SONE ALUKO will find out by 3pm today if he is to be charged by the Scottish Football Association for alleged simulation.
The Rangers winger won a penalty in Saturday's 2-1 victory over Dunfermline Athletic at Ibrox, an award that enraged Jim McIntyre, the Dunfermline manager, who felt Aluko had dived following a collision with Martin Hardie and branded the decision "a disgrace".
Vincent Lunny, the SFA's compliance officer, is expected to review television footage of the incident and, if he believes there is a case to answer, Aluko could be offered a two-match suspension. If Rangers decline that punishment, the case would be heard later this week by a fast-track tribunal.
Aluko, though, has an unlikely ally in John Yorkston. The Dunfermline chairman agreed with his manager that a penalty was the wrong award, but felt the imposition of a two-game ban would be unfair on the Rangers player, given he would have only earned a yellow card if referee Steve Conroy had spotted the alleged dive at the time.
"I think anyone that watched the incident on television is of the same opinion as the manager," said Yorkston. "We are obviously aggrieved just now but the bottom line is that the referee made the call.

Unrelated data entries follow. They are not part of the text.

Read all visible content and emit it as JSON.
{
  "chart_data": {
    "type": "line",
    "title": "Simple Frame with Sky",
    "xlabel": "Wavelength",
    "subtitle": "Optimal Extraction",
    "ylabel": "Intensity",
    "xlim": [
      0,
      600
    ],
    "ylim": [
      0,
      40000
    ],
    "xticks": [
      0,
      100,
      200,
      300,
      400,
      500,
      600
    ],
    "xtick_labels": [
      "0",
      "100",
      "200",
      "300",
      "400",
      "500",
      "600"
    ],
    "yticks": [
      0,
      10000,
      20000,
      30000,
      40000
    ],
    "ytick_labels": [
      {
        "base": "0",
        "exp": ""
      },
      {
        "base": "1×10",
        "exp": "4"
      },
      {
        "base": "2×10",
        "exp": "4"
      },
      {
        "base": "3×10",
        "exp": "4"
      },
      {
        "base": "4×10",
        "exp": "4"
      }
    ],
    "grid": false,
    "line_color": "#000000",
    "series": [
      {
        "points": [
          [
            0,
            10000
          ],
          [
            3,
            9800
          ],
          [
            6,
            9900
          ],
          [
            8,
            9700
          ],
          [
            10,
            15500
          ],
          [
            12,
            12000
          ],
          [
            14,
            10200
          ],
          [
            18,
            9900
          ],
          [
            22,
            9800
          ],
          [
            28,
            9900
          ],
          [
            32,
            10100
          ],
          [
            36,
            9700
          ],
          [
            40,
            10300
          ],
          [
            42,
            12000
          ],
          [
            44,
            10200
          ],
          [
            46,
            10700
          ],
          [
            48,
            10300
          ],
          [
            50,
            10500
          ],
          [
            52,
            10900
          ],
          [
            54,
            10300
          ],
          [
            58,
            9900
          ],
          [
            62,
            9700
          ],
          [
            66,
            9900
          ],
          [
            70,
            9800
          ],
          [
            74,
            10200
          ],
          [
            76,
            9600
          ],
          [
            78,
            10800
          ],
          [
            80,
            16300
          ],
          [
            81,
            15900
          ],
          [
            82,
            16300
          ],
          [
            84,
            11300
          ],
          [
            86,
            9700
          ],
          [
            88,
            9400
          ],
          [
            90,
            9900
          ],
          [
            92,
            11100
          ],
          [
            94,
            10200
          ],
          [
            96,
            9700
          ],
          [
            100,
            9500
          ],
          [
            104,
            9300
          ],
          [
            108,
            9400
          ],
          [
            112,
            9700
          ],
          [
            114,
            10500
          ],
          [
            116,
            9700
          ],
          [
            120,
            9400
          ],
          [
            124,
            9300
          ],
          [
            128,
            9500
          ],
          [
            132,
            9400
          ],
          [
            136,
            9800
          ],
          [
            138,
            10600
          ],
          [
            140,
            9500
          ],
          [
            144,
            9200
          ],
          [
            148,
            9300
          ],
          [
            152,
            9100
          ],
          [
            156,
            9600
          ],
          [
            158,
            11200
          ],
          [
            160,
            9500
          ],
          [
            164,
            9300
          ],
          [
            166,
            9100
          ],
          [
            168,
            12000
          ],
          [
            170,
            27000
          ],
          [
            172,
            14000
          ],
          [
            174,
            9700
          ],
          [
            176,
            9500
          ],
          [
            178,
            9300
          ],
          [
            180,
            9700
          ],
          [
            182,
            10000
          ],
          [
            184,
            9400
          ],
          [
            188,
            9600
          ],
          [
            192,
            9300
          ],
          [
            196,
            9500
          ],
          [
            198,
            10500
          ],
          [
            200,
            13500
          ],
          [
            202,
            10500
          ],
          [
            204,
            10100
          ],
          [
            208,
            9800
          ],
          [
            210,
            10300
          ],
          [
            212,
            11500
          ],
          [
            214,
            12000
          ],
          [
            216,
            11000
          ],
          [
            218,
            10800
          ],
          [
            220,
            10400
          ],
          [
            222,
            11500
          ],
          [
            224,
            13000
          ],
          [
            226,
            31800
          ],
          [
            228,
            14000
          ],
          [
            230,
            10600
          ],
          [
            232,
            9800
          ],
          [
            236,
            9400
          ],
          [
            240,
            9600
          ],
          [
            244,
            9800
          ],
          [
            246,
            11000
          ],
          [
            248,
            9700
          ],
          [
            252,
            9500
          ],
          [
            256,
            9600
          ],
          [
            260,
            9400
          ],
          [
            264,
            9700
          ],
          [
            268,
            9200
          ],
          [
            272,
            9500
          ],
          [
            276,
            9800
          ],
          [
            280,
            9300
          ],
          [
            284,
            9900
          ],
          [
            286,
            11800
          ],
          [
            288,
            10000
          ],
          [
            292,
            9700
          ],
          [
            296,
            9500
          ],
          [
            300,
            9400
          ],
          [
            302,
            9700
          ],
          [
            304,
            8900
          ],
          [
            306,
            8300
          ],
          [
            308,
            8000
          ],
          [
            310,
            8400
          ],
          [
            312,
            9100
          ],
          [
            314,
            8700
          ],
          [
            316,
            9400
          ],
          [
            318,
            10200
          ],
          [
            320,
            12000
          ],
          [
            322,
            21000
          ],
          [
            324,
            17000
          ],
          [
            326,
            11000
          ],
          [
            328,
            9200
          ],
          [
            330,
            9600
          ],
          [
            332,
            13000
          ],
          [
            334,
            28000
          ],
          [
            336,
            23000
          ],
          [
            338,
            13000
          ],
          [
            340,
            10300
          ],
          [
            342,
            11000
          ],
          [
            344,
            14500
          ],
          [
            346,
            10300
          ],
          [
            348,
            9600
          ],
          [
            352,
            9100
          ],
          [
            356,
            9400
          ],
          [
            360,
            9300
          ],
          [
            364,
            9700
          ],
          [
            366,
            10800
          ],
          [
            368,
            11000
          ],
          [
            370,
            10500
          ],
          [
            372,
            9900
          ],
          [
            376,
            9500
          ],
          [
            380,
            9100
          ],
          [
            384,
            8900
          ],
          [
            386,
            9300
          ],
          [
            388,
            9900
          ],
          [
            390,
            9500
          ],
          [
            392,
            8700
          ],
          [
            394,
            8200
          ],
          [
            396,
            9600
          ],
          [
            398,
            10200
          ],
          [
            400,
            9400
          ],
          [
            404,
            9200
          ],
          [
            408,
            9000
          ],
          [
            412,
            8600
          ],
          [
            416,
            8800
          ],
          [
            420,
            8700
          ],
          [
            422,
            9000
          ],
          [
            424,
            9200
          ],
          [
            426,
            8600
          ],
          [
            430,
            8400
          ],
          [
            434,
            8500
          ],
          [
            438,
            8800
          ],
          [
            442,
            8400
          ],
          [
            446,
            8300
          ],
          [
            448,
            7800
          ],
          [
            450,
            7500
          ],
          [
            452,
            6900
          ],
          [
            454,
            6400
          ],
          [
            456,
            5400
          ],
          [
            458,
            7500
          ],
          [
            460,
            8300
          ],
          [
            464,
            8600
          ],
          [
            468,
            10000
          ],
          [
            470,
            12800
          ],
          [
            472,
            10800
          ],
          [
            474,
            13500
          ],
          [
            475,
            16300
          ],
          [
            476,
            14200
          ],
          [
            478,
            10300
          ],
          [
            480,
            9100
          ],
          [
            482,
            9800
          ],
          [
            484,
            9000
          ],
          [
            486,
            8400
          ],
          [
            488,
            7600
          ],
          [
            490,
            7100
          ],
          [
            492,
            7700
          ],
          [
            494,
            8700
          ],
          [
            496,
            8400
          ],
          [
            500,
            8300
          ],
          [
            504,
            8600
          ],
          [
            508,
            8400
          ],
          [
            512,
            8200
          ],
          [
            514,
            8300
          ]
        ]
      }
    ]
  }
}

"I do not see what this SFA panel thing is going to do – give the boy two games? If the referee had got it right all he would have got was a yellow card. If the boy is found guilty, all he should be given is a yellow card and not a two-game ban.
"If the player has committed an offence, he should not get a heavier penalty because the referee missed it. I just think the punishment procedure is incorrect. Nobody should get done more because of a referee's mistake. The bottom line is that if the referee had seen it as a dive, the player would have been booked so how could you change it to a two-game ban because the referee missed it?"